I create an slope grid and then plotted it.
I don’t understand why in the image below I get those white areas. They disappear if I remove -C
from grdimage
(or if I use a cartesian projection -JX
). Is it a bug?
#!/usr/bin/env bash
CUT=tmp_$title.nc
gmt begin BUG_Slope png E150
gmt grdcut @earth_relief_30s -G$CUT -R-69/-64/-35/-33
gmt grdgradient $CUT -D -S$CUT -fg
gmt grdmath $CUT ATAN R2D = $CUT -fg
gmt grdinfo $CUT
gmt makecpt -T0/25 -I
gmt grdimage $CUT -C -JM15c -Baf
gmt grdimage $CUT -JM15c -Bf -Y7.5c
# gmt grdimage $CUT -JX15c -Bf -Y7.5c
gmt colorbar -DJRM+o0.3/0+e -C -Ba+l"Slope @."
gmt end
rm $CUT
See -n+c. Basically, your geographic grid with positive slopes needs to be resampled by a (by default) bicubic interpolator which may produce values outside the range of the original grid (small negative values which ends up being colored white). The +c modifier truncates the grid to the original min/max limits. Or use -nl for bilinear which will not exceed those limits.
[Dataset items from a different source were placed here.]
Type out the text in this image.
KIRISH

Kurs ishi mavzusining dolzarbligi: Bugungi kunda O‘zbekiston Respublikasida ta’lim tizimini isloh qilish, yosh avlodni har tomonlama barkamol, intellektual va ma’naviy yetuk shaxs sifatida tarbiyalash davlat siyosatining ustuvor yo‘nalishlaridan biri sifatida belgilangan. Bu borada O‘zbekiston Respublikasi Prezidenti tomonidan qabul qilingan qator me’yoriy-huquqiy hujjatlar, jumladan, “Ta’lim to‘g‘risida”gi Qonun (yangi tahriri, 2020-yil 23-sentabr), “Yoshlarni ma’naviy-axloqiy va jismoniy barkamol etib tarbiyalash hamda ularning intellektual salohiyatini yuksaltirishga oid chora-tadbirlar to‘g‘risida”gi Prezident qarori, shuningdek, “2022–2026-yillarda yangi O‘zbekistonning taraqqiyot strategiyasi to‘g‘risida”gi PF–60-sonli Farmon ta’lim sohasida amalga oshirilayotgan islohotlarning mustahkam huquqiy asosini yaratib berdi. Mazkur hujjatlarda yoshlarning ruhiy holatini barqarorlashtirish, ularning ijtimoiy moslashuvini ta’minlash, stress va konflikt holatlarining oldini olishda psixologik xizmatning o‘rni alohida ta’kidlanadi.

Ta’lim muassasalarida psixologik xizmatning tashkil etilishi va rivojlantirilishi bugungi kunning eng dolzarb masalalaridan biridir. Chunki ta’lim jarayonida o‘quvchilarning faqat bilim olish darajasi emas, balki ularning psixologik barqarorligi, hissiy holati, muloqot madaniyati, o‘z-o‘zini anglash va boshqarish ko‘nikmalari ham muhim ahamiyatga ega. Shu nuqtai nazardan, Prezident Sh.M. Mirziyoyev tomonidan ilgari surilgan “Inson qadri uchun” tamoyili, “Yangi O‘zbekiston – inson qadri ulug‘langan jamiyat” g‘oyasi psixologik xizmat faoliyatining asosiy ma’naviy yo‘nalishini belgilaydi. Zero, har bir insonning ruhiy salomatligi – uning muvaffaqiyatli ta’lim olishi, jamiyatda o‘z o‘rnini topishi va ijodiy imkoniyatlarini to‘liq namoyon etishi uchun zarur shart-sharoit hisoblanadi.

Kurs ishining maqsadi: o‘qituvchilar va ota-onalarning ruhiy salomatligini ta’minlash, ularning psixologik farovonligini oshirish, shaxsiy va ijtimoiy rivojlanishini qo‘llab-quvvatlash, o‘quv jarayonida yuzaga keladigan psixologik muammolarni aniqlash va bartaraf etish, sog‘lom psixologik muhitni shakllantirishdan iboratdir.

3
It works with -n+c. Now I don’t understand why I have to add -n+c when I add -C. There is no need to do that when I don’t use -C:
gmt grdimage $CUT -C -JM15c -n+c
gmt grdimage $CUT -JM15c
With -C you get the CPT you created from 0-25 and without perhaps you get a stretched default CPT?
Yes, it seems so. But I didn’t expect that behavior from adding -C.
Maybe I can write something on the grdimage doc page, but basically:
- Once you run makecpt and create a specific CPT its domain will be honored exactly since you gave -C to use it. So the resampling pushes outside and you get the back/foreground colors (white)
- If you give no -C then a default CPT is used (depending on the data) and it is auto-stretched to whatever the range is. It may even have a different back/foreground setting.
- If you give -C with a master table then it should be the same as 2 but different colors.